A obra é resultado de cerca de dez anos de pesquisas desenvolvidas na universidade, reunindo experiências que relacionam a metodologia teatral aos conhecimentos tradicionais da Amazônia. “Apresentamos o Acre como produtor de conhecimento e como semente de um pensamento que pode inspirar outros professores e artistas no resto do Brasil e do mundo”, afirmou Flavio.
As pesquisas que deram origem ao livro começaram após a chegada do professor ao Acre e à Ufac, em 2017. O contato com experiências amazônicas, estudantes filhos de seringueiros e indígenas e conhecimentos tradicionais da floresta levou o pesquisador a rever sua prática com o método Teatro do Oprimido, idealizado por Augusto Boal. A partir dessas vivências, os projetos passaram a investigar como a metodologia poderia ser afetada por esses saberes.
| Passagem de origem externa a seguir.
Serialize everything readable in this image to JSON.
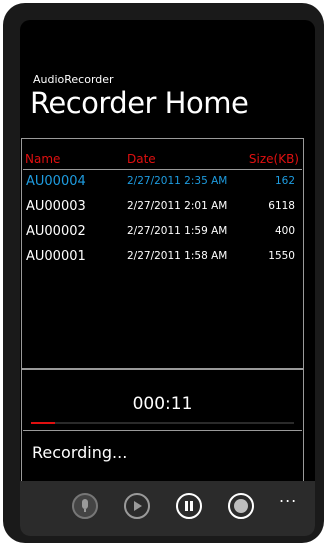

Os estudos teóricos e práticos foram desenvolvidos pelo programa de pesquisa e extensão Gesto da Floresta, criado e coordenado por Flavio através de projetos de iniciação científica e extensão. As atividades envolveram comunidades periféricas de Rio Branco, como Calafate e Cidade do Povo, parcerias com comunidades tradicionais hunikuin e shanenawa e experiências relacionadas ao santo-daime, à Barquinha e à ayahuasca.
Estudantes de graduação e pós-graduação participaram dos projetos e das pesquisas e alguns assinam artigos na publicação. O trabalho também contou com a contribuição de parceiros de outras cidades, países e territórios. Para o organizador, os alunos são coautores das experiências que contribuíram para a construção da proposta das pedagogias das florestas.
Antes da programação em São Paulo, o livro foi apresentado em 3 de setembro, no Rio de Janeiro, durante a 12ª Jornada Internacional de Teatro do Oprimido e Universidade. As atividades integram o projeto Gesto Semeando Cidadania, que conta com apoio do Pulitzer Center.